Sp_list = hip_sp['Spectral_type']

from collections import Counter

#create instance of counter
counter_dict = Counter(Sp_list)

#printing first three spectral groups
print(list(counter_dict.items())[:3])
#printing the most common spectral groups 
print(counter_dict.most_common(3))

[('F5          ', 3801), ('K3V         ', 213), ('B9          ', 1499)]
[('K0          ', 8303), ('G5          ', 5892), ('A0          ', 4811)]
Wall time: 14 ms


### Finding common stars between two lists

What is the best way to find common objects in two lists? Python's built-in set type is much faster than the standard way of searching through two lists. Let's select stars from the Hipparcos catalog with the same spectral types. 

In [15]:
%%time

list_1 = (hip_sp['Spectral_type'][:50000])
list_2 = (hip_sp['Spectral_type'][50001:])

set_1 = set(list_1)
set_2 = set(list_2)

common_stars = set_1.intersection(set_2)
print(len(common_stars))

1320
Wall time: 9 ms


### Finding difference and union between two lists

With the two lists of stars from the previous step, we can, for example, find stars that exist only in the first list but not in the second, or in one line we can extract all possible spectral classes from the two lists without heaving to repat the common types from the two lists.

In [16]:
%%time

diff_list = set_1.difference(set_2)
print(len(diff_list))

unique_list = set_1.union(set_2)
print(len(unique_list))

1030
3871
Wall time: 1 ms


### Finding an element in a list

What is the fastest way to search for an element in a list of 113759 objects? We will show below that if a list is of type of set we will be able to find an object faster than in an ordinary list or a tuple. 

In [17]:
list_1 = list(hip_sp['Spectral_type'])
 
new_list = [i.strip(' ') for i in list_1]
print(type(new_list))

%timeit 'A2' in new_list

<class 'list'>
167 ns ± 2.26 ns per loop (mean ± std. dev. of 7 runs, 10000000 loops each)


In [18]:
new_object = tuple([i.strip(' ') for i in list_1])
print(type(new_object))

%timeit 'A2' in new_object

<class 'tuple'>
180 ns ± 10.3 ns per loop (mean ± std. dev. of 7 runs, 10000000 loops each)


In [19]:
new_object = set([i.strip(' ') for i in list_1])
print(type(new_object))

%timeit 'A2' in new_object

<class 'set'>
45 ns ± 0.355 ns per loop (mean ± std. dev. of 7 runs, 10000000 loops each)

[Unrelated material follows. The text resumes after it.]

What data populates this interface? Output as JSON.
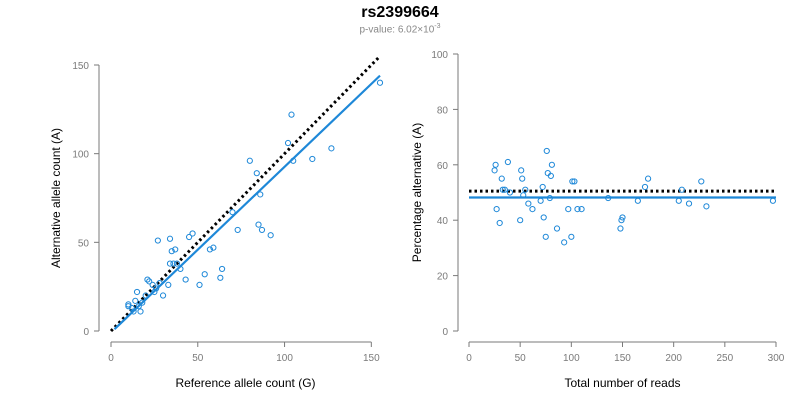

### How to eliminate loops

We will list several possible ways to eliminate loops because they are inefficient and take more lines of code than needed. For example, we can select all-stars with the same spectral type, G2V as our Sun. 

In [35]:
%%time
#for loop approach

star_list = hip_sp[['Spectral_type', 'Mv']]

suntype_stars = []
for i,j in star_list.iterrows():
    if 'G2V' in j['Spectral_type']:
        suntype_stars.append(j['Mv'])

print('List of absolute magnitudes for Sun-type stars:', suntype_stars[:2], '...')
print(len(suntype_stars))  

List of absolute magnitudes for Sun-type stars: [4.364230575944209, 4.375772199531408] ...
691
Wall time: 7.6 s


In [63]:
%%time
#list comprehension approach

from statistics import mean
df_sp = hip_sp[['Spectral_type', 'Mv']]

df_sunlike = df_sp[df_sp['Spectral_type'].str.strip() == 'G2V']
print(len(df_sunlike))

sunlike_avg = mean(df_sunlike['Mv'])
print('Average absolute magnitude of sun-like stars:', 
      round(sunlike_avg, 2))

568
Average absolute magnitude of sun-like stars: 3.95
Wall time: 49.4 ms


In [75]:
%%time
#NumPy approach

numpy_sunlike= np.array(df_sunlike['Mv'])
print(len(numpy_sunlike))

sunlike_avg = numpy_sunlike.mean()
print('Average absolute magnitude of sun-like stars:', 
      round(sunlike_avg, 2))

568
Average absolute magnitude of sun-like stars: 3.95
Wall time: 0 ns